View on GitHub

Self-Conscious DGD

An Incomplete Programming Book about DGD

Atomic Functions

You can add the “atomic” modifier in front of a function’s name. You can then call it as normal.

When you do, what changes?

Fully Complete or Never Happened

If the function finishes without an error, mostly it’s the same as a non-atomic function. If you wrote to global variables, for instance, they’re changed as you would expect.

But if the function had an uncaught error, your changes are reverted. Writes to variables never happened. Network writes never happened.

Limitations and Differences

There are a few ways that even an error-free atomic function is different from non-atomic function.

Atomic functions count as double-cost for ticks. That reflects the fact that an atomic function requires more memory and CPU resources even when it succeeds.

An atomic function isn’t allowed to write to files or directories, or to use the DGD built-in editor.

Multiple Levels

An atomic function is allowed to call another atomic function. This can lead to situations where the inner function gets an error and is reverted, but the outer function completes successfully. In those cases the reverted part is reverted and the completed part is completed.

Similarly, if a call in atomic function A to atomic function B completes successfully, its changes are just to the state inside atomic function A. If A completes successfully as well then all the changes are kept. If A gets an error, all the changes are reverted (thrown away.)

DGD refers to these nested levels as “dataplanes.” When an atomic function finishes, it “commits to a dataplane.” If it was the outermost atomic function that means its changes are kept as normal. If it was an inner atomic function (inside another atomic call) then its changes become part of another atomic layer and they will either be kept or thrown away when that atomic function call finishes.

Atomic functions cost double the normal number of ticks, but it’s not “double per level.” Code inside three levels of atomic function calls costs twice as many ticks, not eight times as many.

Error Handling

Often when something goes wrong, you’d like to keep some information about the error. What about inside an atomic function call?

You can’t write to an error logfile since file writes aren’t allowed inside atomic functions.

No problem, right? Just add an error manager that stores an array of strings. Then you can log to that error manager. Except… that gets reverted when the atomic function gets an error.

Anything that isn’t disallowed gets reverted. So how do you store information about the error?

Part of the answer is “you don’t.” There’s no special not-affected-by-atomic state that you can write to, just like a database doesn’t normally keep special “non-transaction-able” table rows.

But in a practical sense you can put anything you want into the string DGD passes to “error.” That lets you pass other data (e.g. stack trace, internal state) encoded into that string, and your error manager can decode it on the other side. But then, DGD has a maximum string length, which can limit the amount of information that can be retrieved…

Driver::atomic_error

All this encoding and decoding could be inconvenient, so the Cloud Server added a method to do it more automatically: send_atomic_message and retrieve_atomic_messages.

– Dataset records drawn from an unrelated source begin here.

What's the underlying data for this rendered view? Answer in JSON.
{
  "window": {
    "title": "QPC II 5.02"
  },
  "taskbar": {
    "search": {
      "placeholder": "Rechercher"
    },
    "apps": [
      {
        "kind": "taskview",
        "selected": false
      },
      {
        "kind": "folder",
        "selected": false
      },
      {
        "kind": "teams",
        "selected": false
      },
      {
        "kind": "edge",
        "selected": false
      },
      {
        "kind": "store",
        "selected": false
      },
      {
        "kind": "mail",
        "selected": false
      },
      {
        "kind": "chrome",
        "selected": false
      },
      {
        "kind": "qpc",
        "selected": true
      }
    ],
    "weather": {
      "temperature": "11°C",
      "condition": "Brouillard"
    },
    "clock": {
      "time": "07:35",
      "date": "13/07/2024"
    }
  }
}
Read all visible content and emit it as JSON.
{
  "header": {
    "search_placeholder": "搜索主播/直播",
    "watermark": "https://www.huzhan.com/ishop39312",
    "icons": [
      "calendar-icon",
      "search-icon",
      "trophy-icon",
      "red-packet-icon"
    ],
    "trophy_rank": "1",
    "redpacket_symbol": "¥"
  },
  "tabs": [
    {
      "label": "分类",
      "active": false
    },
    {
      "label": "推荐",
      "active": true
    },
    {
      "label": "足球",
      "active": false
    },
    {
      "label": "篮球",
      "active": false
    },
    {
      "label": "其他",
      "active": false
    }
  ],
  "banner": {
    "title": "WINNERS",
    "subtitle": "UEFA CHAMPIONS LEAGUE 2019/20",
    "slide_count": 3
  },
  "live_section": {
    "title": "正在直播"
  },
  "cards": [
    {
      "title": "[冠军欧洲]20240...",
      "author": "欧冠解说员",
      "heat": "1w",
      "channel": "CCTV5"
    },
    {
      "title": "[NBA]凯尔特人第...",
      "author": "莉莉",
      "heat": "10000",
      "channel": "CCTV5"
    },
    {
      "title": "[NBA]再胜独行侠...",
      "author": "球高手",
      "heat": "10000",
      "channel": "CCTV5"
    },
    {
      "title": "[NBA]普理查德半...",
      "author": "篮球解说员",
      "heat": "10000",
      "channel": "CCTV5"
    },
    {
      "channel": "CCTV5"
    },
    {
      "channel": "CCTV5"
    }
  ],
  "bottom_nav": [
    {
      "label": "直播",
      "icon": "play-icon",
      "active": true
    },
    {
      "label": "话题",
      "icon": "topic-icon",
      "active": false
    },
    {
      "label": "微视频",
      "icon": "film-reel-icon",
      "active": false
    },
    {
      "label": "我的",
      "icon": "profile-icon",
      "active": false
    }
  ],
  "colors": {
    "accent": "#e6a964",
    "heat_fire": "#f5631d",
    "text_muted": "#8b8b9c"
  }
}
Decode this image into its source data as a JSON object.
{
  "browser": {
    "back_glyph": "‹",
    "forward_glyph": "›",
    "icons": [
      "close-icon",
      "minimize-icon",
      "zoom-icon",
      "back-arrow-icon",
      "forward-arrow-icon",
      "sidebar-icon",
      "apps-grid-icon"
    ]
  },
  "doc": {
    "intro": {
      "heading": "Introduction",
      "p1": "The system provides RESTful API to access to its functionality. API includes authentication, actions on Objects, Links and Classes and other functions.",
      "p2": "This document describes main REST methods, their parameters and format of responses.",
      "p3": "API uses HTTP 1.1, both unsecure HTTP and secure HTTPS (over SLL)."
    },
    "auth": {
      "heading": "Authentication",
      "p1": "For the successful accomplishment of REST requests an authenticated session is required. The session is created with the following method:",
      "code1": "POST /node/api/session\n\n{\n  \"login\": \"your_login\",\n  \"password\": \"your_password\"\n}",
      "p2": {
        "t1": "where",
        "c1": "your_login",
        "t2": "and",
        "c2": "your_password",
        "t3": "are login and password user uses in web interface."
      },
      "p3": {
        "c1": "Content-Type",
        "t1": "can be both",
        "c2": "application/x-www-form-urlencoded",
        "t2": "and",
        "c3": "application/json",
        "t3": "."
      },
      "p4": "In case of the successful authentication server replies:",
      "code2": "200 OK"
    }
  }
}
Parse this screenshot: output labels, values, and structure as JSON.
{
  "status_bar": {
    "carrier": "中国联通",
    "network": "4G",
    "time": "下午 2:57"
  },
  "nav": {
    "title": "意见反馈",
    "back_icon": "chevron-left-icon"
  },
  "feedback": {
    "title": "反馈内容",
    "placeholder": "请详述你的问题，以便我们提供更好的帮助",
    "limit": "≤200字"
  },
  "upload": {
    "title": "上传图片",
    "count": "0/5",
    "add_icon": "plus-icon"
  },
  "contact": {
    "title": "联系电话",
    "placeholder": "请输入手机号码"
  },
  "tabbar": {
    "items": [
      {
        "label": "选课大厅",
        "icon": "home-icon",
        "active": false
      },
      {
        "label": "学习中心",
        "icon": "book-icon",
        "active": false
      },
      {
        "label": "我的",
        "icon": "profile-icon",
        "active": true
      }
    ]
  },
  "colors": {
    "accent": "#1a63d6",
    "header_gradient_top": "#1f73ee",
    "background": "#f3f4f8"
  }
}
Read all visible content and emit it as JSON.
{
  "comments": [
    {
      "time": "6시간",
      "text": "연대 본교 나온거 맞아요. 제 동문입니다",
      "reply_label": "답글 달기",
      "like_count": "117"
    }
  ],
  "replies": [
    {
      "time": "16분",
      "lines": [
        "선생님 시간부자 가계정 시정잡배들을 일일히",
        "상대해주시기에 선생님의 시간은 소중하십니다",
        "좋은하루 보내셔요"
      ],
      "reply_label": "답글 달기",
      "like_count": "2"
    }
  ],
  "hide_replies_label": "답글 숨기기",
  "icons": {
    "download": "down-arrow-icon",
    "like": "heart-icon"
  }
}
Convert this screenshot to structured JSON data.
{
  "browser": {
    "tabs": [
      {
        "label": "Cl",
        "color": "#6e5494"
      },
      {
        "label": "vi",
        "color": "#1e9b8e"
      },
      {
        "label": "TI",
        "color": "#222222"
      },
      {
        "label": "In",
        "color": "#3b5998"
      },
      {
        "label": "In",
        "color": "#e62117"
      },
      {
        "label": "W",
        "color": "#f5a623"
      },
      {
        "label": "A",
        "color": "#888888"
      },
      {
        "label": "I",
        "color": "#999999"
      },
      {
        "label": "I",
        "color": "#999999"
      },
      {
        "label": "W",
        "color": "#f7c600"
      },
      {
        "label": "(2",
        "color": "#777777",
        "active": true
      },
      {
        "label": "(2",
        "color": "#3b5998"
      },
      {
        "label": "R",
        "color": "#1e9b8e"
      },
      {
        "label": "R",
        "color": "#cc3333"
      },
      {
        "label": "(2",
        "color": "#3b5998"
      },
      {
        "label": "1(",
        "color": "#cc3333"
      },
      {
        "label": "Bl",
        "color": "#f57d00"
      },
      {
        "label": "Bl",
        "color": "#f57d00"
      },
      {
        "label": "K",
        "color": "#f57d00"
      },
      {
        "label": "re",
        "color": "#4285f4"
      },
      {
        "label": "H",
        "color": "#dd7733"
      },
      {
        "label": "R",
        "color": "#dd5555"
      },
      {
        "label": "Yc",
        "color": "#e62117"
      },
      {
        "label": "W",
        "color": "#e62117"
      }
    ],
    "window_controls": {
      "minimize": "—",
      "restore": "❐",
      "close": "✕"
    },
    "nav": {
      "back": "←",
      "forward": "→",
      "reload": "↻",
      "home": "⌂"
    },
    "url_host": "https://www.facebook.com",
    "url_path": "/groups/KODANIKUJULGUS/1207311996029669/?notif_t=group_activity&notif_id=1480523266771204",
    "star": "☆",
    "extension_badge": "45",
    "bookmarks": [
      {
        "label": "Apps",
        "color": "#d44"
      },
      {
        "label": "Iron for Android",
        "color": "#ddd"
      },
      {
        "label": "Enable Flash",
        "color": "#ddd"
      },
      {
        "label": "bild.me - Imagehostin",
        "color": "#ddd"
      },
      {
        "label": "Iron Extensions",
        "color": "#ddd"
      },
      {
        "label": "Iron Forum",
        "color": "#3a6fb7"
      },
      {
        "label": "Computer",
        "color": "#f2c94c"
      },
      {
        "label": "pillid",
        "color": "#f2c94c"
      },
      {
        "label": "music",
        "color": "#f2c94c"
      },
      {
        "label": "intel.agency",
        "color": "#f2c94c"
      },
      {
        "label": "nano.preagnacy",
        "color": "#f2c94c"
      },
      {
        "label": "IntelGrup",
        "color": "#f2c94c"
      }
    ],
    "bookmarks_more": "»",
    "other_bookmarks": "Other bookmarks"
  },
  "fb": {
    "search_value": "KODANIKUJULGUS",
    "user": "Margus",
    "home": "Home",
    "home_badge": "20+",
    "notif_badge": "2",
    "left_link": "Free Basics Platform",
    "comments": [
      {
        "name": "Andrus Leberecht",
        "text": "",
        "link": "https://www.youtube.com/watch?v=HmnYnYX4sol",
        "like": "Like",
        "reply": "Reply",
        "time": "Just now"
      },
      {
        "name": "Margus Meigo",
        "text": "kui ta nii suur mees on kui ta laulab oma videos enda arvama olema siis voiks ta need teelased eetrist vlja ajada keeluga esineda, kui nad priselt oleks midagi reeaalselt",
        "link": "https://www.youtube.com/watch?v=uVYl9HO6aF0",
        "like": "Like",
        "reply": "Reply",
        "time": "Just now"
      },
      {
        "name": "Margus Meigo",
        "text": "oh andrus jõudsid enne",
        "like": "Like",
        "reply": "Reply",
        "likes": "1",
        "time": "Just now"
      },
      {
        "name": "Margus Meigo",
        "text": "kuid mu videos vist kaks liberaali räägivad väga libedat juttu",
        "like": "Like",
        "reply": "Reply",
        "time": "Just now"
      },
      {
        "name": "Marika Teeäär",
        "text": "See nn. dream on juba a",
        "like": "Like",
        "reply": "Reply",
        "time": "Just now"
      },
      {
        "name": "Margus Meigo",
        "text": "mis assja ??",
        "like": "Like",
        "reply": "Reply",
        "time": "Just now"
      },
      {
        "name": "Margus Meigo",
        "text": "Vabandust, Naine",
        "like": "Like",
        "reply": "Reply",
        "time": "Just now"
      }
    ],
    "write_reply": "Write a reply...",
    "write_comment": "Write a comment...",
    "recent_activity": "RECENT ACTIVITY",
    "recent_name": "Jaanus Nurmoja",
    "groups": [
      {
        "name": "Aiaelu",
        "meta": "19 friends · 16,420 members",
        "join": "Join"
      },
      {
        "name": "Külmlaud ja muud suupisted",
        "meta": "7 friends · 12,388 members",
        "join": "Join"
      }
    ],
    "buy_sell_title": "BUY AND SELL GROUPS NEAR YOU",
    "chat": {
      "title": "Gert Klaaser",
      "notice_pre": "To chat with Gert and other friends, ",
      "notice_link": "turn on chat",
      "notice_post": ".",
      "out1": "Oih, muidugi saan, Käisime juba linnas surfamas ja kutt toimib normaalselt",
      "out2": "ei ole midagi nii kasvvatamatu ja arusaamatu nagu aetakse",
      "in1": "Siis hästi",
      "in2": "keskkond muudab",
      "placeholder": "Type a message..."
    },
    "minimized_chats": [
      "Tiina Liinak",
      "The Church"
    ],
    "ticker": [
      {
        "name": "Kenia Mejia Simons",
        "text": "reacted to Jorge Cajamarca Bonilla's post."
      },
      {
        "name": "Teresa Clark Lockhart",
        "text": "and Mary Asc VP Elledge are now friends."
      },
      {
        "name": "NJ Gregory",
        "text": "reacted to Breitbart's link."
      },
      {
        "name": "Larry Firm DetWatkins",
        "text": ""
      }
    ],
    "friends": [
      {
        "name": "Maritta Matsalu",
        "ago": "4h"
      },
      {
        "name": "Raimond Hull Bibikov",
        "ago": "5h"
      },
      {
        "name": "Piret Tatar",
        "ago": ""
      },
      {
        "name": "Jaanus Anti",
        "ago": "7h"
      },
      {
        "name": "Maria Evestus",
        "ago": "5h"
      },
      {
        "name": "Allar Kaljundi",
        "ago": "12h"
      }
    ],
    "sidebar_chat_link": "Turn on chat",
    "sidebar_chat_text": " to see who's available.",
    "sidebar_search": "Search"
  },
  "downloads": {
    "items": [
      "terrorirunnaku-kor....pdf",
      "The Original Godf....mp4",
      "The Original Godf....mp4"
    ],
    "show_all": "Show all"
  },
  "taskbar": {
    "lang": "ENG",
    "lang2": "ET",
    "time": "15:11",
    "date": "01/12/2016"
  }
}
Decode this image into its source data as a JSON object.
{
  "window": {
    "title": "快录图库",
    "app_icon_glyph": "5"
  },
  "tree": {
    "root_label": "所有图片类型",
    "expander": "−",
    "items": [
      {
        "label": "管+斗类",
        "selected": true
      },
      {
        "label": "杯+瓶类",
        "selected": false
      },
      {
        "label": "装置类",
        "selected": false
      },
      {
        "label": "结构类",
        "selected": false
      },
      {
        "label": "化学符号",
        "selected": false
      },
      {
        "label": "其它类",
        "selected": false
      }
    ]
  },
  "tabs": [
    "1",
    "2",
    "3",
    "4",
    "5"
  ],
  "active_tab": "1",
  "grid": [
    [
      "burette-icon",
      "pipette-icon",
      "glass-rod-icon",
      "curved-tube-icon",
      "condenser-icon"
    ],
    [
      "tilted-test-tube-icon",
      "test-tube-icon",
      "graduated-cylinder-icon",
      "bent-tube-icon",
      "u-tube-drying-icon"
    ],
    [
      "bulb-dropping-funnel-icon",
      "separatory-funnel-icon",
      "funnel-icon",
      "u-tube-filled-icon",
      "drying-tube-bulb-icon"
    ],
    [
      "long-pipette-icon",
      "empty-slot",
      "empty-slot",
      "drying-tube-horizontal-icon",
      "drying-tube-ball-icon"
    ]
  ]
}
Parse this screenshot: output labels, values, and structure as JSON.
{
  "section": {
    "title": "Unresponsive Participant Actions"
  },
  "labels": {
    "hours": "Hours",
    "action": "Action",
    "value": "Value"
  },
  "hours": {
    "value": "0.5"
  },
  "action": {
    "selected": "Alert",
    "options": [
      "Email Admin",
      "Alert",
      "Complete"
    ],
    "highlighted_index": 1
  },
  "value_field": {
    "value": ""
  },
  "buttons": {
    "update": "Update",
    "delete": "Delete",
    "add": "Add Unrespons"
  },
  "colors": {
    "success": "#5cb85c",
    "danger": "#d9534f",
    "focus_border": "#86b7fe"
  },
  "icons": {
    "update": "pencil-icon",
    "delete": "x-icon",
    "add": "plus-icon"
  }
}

Under the hood it works a lot like the above: collect atomic messages inside an atomic function call. Then if an error occurs, the messages can be encoded with the original error string and passed out to the surrounding context. The send_atomic_message method takes a string to be passed outward, and retrieve_atomic_messages gets any and all messages that were passed from inside.

This method is used in the Cloud Server to do atomic compilation of objects but pass compilation errors out to the surrounding context if it fails.

Underneath, this is accomplished because the driver object can replace the error string for atomic_error and runtime_error. That way, atomic error strings are replaced with their encoded version, while the runtime_error generated outside the atomic context is replaced by its decoded version.

C Extensions and JIT

There are various “shortcuts” you can use to optimise DGD. DGD has built-in JIT ability. How does that affect atomic functions?

It shouldn’t. If it does, that’s a bug. The whole point of JIT is that it shouldn’t change the semantics of the language. It should be entirely invisible to the application developer.

What about C extensions? That’s a harder question.

Some of the answer is: DGD already includes C extensions, but they’re built-in. Network I/O is done by the driver and it fully and properly supports atomic functions. But file I/O is also done by the driver - and it supports file reads in atomic functions, but file writes are forbidden.

So which is “correct?” Both.

A well-written C extension should either notice atomic functions and handle them like network I/O does, or it should notice them and fail like file writes do.

So for instance, an extension should never write a file inside an atomic function, then leave it there when the atomic function fails. It should never write to a global variable or other type of state, then leave that write intact when the function fails.

It’s possible for you to write a buggy C extension that doesn’t properly handle atomic functions. C extensions are very powerful and they can mess up DGD in all sorts of ways. But you should assume that a C extension that does those things is wrong. Atomic functions should be atomic - they should fully and correctly succeed or they should fail. If a given extension can’t be reverted, it should fail when you try. If you’re writing an extension and you’re not sure how to support atomic functions, you should check for them and fail.

What if your C extension has a real-world side effect? Is it just incompatible with atomic? Maybe. If possible, though, you could consider delaying that effect until you leave the outermost atomic function. Make a list of changes to be made later, and then only “really” do them once you’ve finished all atomic functions, or after the timeslice is over. This is more complicated, but it also doesn’t break when developers use atomic functions. If it sounds too complicated, just have your extension fail inside any atomic function. You’d be doing the wrong thing anyway, but now you know that.